OpenSSF Scorecard - Security health metrics for Open Source

https://scorecard.dev

Apache License 2.0

4.39k stars 482 forks source link

Feature: add check for vulnerability alerts #1371

Open laurentsimon opened 2 years ago

laurentsimon commented 2 years ago

Most package managers have a *-audit tool: pip-audit, cargo-audit, npm-audit, etc. that pull security advisories from public databases (OSV, CVEs, package-specific databases, etc) Dependabot and renovabot also have options to alerts uses when vulnerabilities in their dependencies are disclosed.

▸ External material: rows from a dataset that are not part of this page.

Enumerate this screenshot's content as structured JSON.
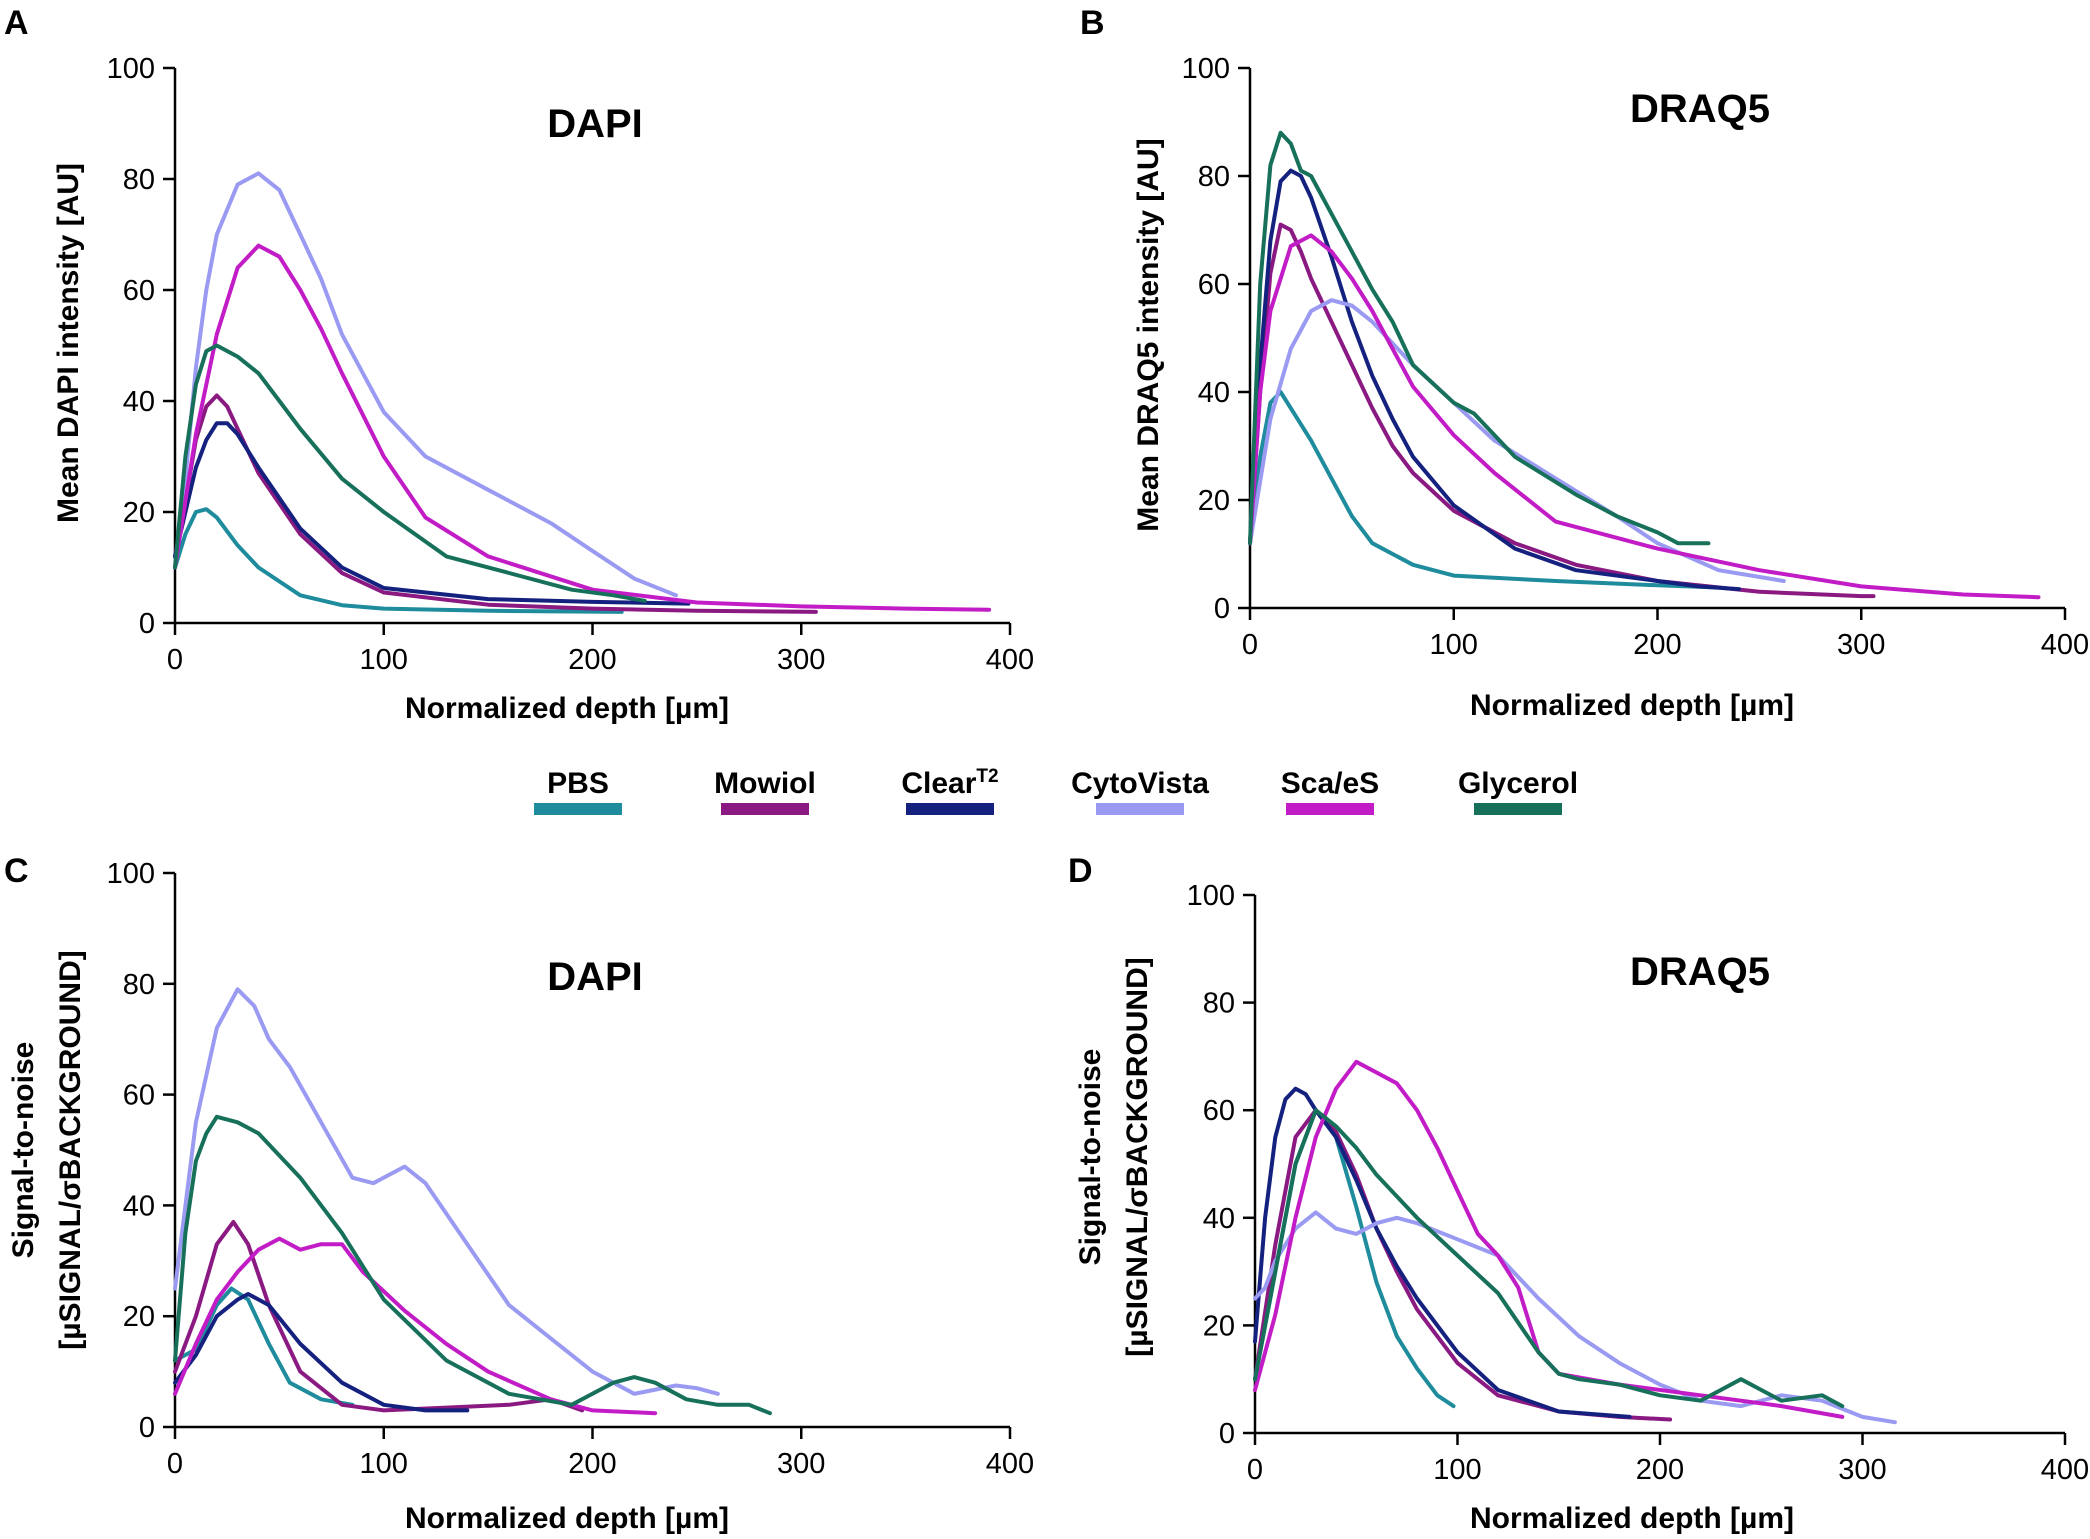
{
  "colors": {
    "PBS": "#1e8c9c",
    "Mowiol": "#8a1a82",
    "ClearT2": "#15217f",
    "CytoVista": "#9a9af2",
    "ScaleS": "#c21cc6",
    "Glycerol": "#17705a"
  },
  "legend": [
    {
      "key": "PBS",
      "label": "PBS",
      "sup": ""
    },
    {
      "key": "Mowiol",
      "label": "Mowiol",
      "sup": ""
    },
    {
      "key": "ClearT2",
      "label": "Clear",
      "sup": "T2"
    },
    {
      "key": "CytoVista",
      "label": "CytoVista",
      "sup": ""
    },
    {
      "key": "ScaleS",
      "label": "Sca/eS",
      "sup": ""
    },
    {
      "key": "Glycerol",
      "label": "Glycerol",
      "sup": ""
    }
  ],
  "chart_data": [
    {
      "panel": "A",
      "type": "line",
      "title": "DAPI",
      "xlabel": "Normalized depth [µm]",
      "ylabel_lines": [
        "Mean DAPI intensity [AU]"
      ],
      "xlim": [
        0,
        400
      ],
      "ylim": [
        0,
        100
      ],
      "xticks": [
        0,
        100,
        200,
        300,
        400
      ],
      "yticks": [
        0,
        20,
        40,
        60,
        80,
        100
      ],
      "series": [
        {
          "name": "PBS",
          "x": [
            0,
            5,
            10,
            15,
            20,
            30,
            40,
            60,
            80,
            100,
            150,
            214
          ],
          "y": [
            10,
            16,
            20,
            20.5,
            19,
            14,
            10,
            5,
            3.2,
            2.6,
            2.2,
            2
          ]
        },
        {
          "name": "Mowiol",
          "x": [
            0,
            5,
            10,
            15,
            20,
            25,
            30,
            40,
            60,
            80,
            100,
            150,
            200,
            250,
            307
          ],
          "y": [
            12,
            22,
            33,
            39,
            41,
            39,
            35,
            27,
            16,
            9,
            5.5,
            3.3,
            2.6,
            2.2,
            2
          ]
        },
        {
          "name": "ClearT2",
          "x": [
            0,
            5,
            10,
            15,
            20,
            25,
            30,
            40,
            60,
            80,
            100,
            150,
            200,
            246
          ],
          "y": [
            12,
            20,
            28,
            33,
            36,
            36,
            34,
            28,
            17,
            10,
            6.3,
            4.3,
            3.8,
            3.5
          ]
        },
        {
          "name": "CytoVista",
          "x": [
            0,
            5,
            10,
            15,
            20,
            30,
            40,
            50,
            60,
            70,
            80,
            100,
            120,
            150,
            180,
            200,
            220,
            240
          ],
          "y": [
            10,
            26,
            46,
            60,
            70,
            79,
            81,
            78,
            70,
            62,
            52,
            38,
            30,
            24,
            18,
            13,
            8,
            5
          ]
        },
        {
          "name": "ScaleS",
          "x": [
            0,
            10,
            20,
            30,
            40,
            50,
            60,
            70,
            80,
            100,
            120,
            150,
            200,
            250,
            300,
            350,
            390
          ],
          "y": [
            10,
            34,
            52,
            64,
            68,
            66,
            60,
            53,
            45,
            30,
            19,
            12,
            6,
            3.7,
            3,
            2.6,
            2.4
          ]
        },
        {
          "name": "Glycerol",
          "x": [
            0,
            5,
            10,
            15,
            20,
            30,
            40,
            50,
            60,
            80,
            100,
            130,
            160,
            190,
            210,
            225
          ],
          "y": [
            10,
            30,
            43,
            49,
            50,
            48,
            45,
            40,
            35,
            26,
            20,
            12,
            9,
            6,
            5,
            4
          ]
        }
      ]
    },
    {
      "panel": "B",
      "type": "line",
      "title": "DRAQ5",
      "xlabel": "Normalized depth [µm]",
      "ylabel_lines": [
        "Mean DRAQ5 intensity [AU]"
      ],
      "xlim": [
        0,
        400
      ],
      "ylim": [
        0,
        100
      ],
      "xticks": [
        0,
        100,
        200,
        300,
        400
      ],
      "yticks": [
        0,
        20,
        40,
        60,
        80,
        100
      ],
      "series": [
        {
          "name": "PBS",
          "x": [
            0,
            5,
            10,
            15,
            20,
            30,
            40,
            50,
            60,
            80,
            100,
            150,
            200,
            230
          ],
          "y": [
            12,
            28,
            38,
            40,
            37,
            31,
            24,
            17,
            12,
            8,
            6,
            5,
            4.2,
            3.8
          ]
        },
        {
          "name": "Mowiol",
          "x": [
            0,
            5,
            10,
            15,
            20,
            25,
            30,
            40,
            50,
            60,
            70,
            80,
            100,
            130,
            160,
            200,
            250,
            300,
            306
          ],
          "y": [
            12,
            40,
            62,
            71,
            70,
            66,
            61,
            53,
            45,
            37,
            30,
            25,
            18,
            12,
            8,
            5,
            3,
            2.2,
            2.2
          ]
        },
        {
          "name": "ClearT2",
          "x": [
            0,
            5,
            10,
            15,
            20,
            25,
            30,
            40,
            50,
            60,
            70,
            80,
            100,
            130,
            160,
            200,
            220,
            240
          ],
          "y": [
            12,
            45,
            68,
            79,
            81,
            80,
            76,
            65,
            53,
            43,
            35,
            28,
            19,
            11,
            7,
            5,
            4,
            3.5
          ]
        },
        {
          "name": "CytoVista",
          "x": [
            0,
            10,
            20,
            30,
            40,
            50,
            60,
            70,
            80,
            100,
            120,
            150,
            180,
            200,
            230,
            262
          ],
          "y": [
            12,
            35,
            48,
            55,
            57,
            56,
            53,
            49,
            45,
            38,
            31,
            24,
            17,
            12,
            7,
            5
          ]
        },
        {
          "name": "ScaleS",
          "x": [
            0,
            5,
            10,
            20,
            30,
            40,
            50,
            60,
            70,
            80,
            100,
            120,
            150,
            200,
            250,
            300,
            350,
            387
          ],
          "y": [
            12,
            40,
            55,
            67,
            69,
            66,
            61,
            55,
            48,
            41,
            32,
            25,
            16,
            11,
            7,
            4,
            2.5,
            2
          ]
        },
        {
          "name": "Glycerol",
          "x": [
            0,
            5,
            10,
            15,
            20,
            25,
            30,
            40,
            50,
            60,
            70,
            80,
            100,
            110,
            130,
            160,
            180,
            200,
            210,
            225
          ],
          "y": [
            12,
            60,
            82,
            88,
            86,
            81,
            80,
            73,
            66,
            59,
            53,
            45,
            38,
            36,
            28,
            21,
            17,
            14,
            12,
            12
          ]
        }
      ]
    },
    {
      "panel": "C",
      "type": "line",
      "title": "DAPI",
      "xlabel": "Normalized depth [µm]",
      "ylabel_lines": [
        "Signal-to-noise",
        "[µSIGNAL/σBACKGROUND]"
      ],
      "xlim": [
        0,
        400
      ],
      "ylim": [
        0,
        100
      ],
      "xticks": [
        0,
        100,
        200,
        300,
        400
      ],
      "yticks": [
        0,
        20,
        40,
        60,
        80,
        100
      ],
      "series": [
        {
          "name": "PBS",
          "x": [
            0,
            10,
            20,
            27,
            35,
            45,
            55,
            70,
            85
          ],
          "y": [
            12,
            14,
            22,
            25,
            23,
            15,
            8,
            5,
            4
          ]
        },
        {
          "name": "Mowiol",
          "x": [
            0,
            10,
            20,
            28,
            35,
            45,
            60,
            80,
            100,
            130,
            160,
            180,
            195
          ],
          "y": [
            10,
            20,
            33,
            37,
            33,
            22,
            10,
            4,
            3,
            3.5,
            4,
            5,
            3
          ]
        },
        {
          "name": "ClearT2",
          "x": [
            0,
            10,
            20,
            30,
            35,
            45,
            60,
            80,
            100,
            120,
            140
          ],
          "y": [
            8,
            13,
            20,
            23,
            24,
            22,
            15,
            8,
            4,
            3,
            3
          ]
        },
        {
          "name": "CytoVista",
          "x": [
            0,
            10,
            20,
            30,
            38,
            45,
            55,
            70,
            85,
            95,
            110,
            120,
            140,
            160,
            180,
            200,
            220,
            240,
            250,
            260
          ],
          "y": [
            25,
            55,
            72,
            79,
            76,
            70,
            65,
            55,
            45,
            44,
            47,
            44,
            33,
            22,
            16,
            10,
            6,
            7.5,
            7,
            6
          ]
        },
        {
          "name": "ScaleS",
          "x": [
            0,
            10,
            20,
            30,
            40,
            50,
            60,
            70,
            80,
            90,
            110,
            130,
            150,
            180,
            200,
            230
          ],
          "y": [
            6,
            15,
            23,
            28,
            32,
            34,
            32,
            33,
            33,
            28,
            21,
            15,
            10,
            5,
            3,
            2.5
          ]
        },
        {
          "name": "Glycerol",
          "x": [
            0,
            5,
            10,
            15,
            20,
            30,
            40,
            60,
            80,
            100,
            130,
            160,
            190,
            210,
            220,
            230,
            245,
            260,
            275,
            285
          ],
          "y": [
            12,
            35,
            48,
            53,
            56,
            55,
            53,
            45,
            35,
            23,
            12,
            6,
            4,
            8,
            9,
            8,
            5,
            4,
            4,
            2.5
          ]
        }
      ]
    },
    {
      "panel": "D",
      "type": "line",
      "title": "DRAQ5",
      "xlabel": "Normalized depth [µm]",
      "ylabel_lines": [
        "Signal-to-noise",
        "[µSIGNAL/σBACKGROUND]"
      ],
      "xlim": [
        0,
        400
      ],
      "ylim": [
        0,
        100
      ],
      "xticks": [
        0,
        100,
        200,
        300,
        400
      ],
      "yticks": [
        0,
        20,
        40,
        60,
        80,
        100
      ],
      "series": [
        {
          "name": "PBS",
          "x": [
            0,
            10,
            20,
            30,
            40,
            50,
            60,
            70,
            80,
            90,
            98
          ],
          "y": [
            10,
            30,
            50,
            60,
            55,
            42,
            28,
            18,
            12,
            7,
            5
          ]
        },
        {
          "name": "Mowiol",
          "x": [
            0,
            10,
            20,
            30,
            40,
            50,
            60,
            70,
            80,
            100,
            120,
            150,
            180,
            205
          ],
          "y": [
            10,
            35,
            55,
            60,
            56,
            48,
            38,
            30,
            23,
            13,
            7,
            4,
            3,
            2.5
          ]
        },
        {
          "name": "ClearT2",
          "x": [
            0,
            5,
            10,
            15,
            20,
            25,
            30,
            40,
            50,
            60,
            70,
            80,
            100,
            120,
            150,
            185
          ],
          "y": [
            17,
            40,
            55,
            62,
            64,
            63,
            60,
            55,
            47,
            38,
            31,
            25,
            15,
            8,
            4,
            3
          ]
        },
        {
          "name": "CytoVista",
          "x": [
            0,
            5,
            10,
            20,
            30,
            40,
            50,
            60,
            70,
            80,
            100,
            120,
            140,
            160,
            180,
            200,
            220,
            240,
            260,
            280,
            300,
            316
          ],
          "y": [
            25,
            27,
            32,
            38,
            41,
            38,
            37,
            39,
            40,
            39,
            36,
            33,
            25,
            18,
            13,
            9,
            6,
            5,
            7,
            6,
            3,
            2
          ]
        },
        {
          "name": "ScaleS",
          "x": [
            0,
            10,
            20,
            30,
            40,
            50,
            60,
            70,
            80,
            90,
            100,
            110,
            120,
            130,
            140,
            150,
            180,
            220,
            260,
            290
          ],
          "y": [
            8,
            22,
            40,
            55,
            64,
            69,
            67,
            65,
            60,
            53,
            45,
            37,
            33,
            27,
            15,
            11,
            9,
            7,
            5,
            3
          ]
        },
        {
          "name": "Glycerol",
          "x": [
            0,
            10,
            20,
            30,
            40,
            50,
            60,
            80,
            100,
            120,
            140,
            150,
            160,
            180,
            200,
            220,
            230,
            240,
            250,
            260,
            280,
            290
          ],
          "y": [
            10,
            30,
            50,
            60,
            57,
            53,
            48,
            40,
            33,
            26,
            15,
            11,
            10,
            9,
            7,
            6,
            8,
            10,
            8,
            6,
            7,
            5
          ]
        }
      ]
    }
  ]
}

It would be useful to capture this in scorecard. This could live under Dependency-Update-Tool (which we could rename to Dependency-Management-Tool).

For commands, we may need to parse commands in run field of GH workflows, as suggested in https://github.com/ossf/scorecard/issues/1031#issuecomment-967352430, unless there is a GitHub action for it.

Note that we already parse commands for the Pinned-Dependency check but we have not yet separated out command parsing https://github.com/ossf/scorecard/issues/1220

laurentsimon commented 2 years ago

cc @di

laurentsimon commented 2 years ago

filed https://github.com/trailofbits/pip-audit/issues/198 to ask whether they are interested in creating a GitHub action for it.

laurentsimon commented 2 years ago

cc @naveensrinivasan @azeemsgoogle @oliverchang @chrismcgehee

laurentsimon commented 2 years ago

I found an API to check for it for dependabot https://github.com/google/go-github/blob/85425ec5f1e4118be4b578e5b6ad07f9ea32cf5f/github/repos.go#L601

naveensrinivasan commented 2 years ago

I found an API to check for it for dependabot https://github.com/google/go-github/blob/85425ec5f1e4118be4b578e5b6ad07f9ea32cf5f/github/repos.go#L601

That is cool!

laurentsimon commented 2 years ago

should this be its own check or inside Dependency-Update-Tool?

naveensrinivasan commented 2 years ago

IMO no. Probably good for discussion.

laurentsimon commented 2 years ago

@rarkins what do we need to do to detect that dep security alerts are enabled in renovatebot?

rarkins commented 2 years ago

Dependency security alerts don't need explicit enabling in Renovate Bot repository config. If the bot's token has been granted access to the vulnerabilities feed then they'll be automatically used. This is currently the case for renovate[bot] but has been accidentally missing for forking-renovate[bot] until now but has now been requested to all org admins.

laurentsimon commented 2 years ago

Thanks. So we'll assume renovatebot has this enabled by default.

github-actions[bot] commented 10 months ago

This issue is stale because it has been open for 60 days with no activity.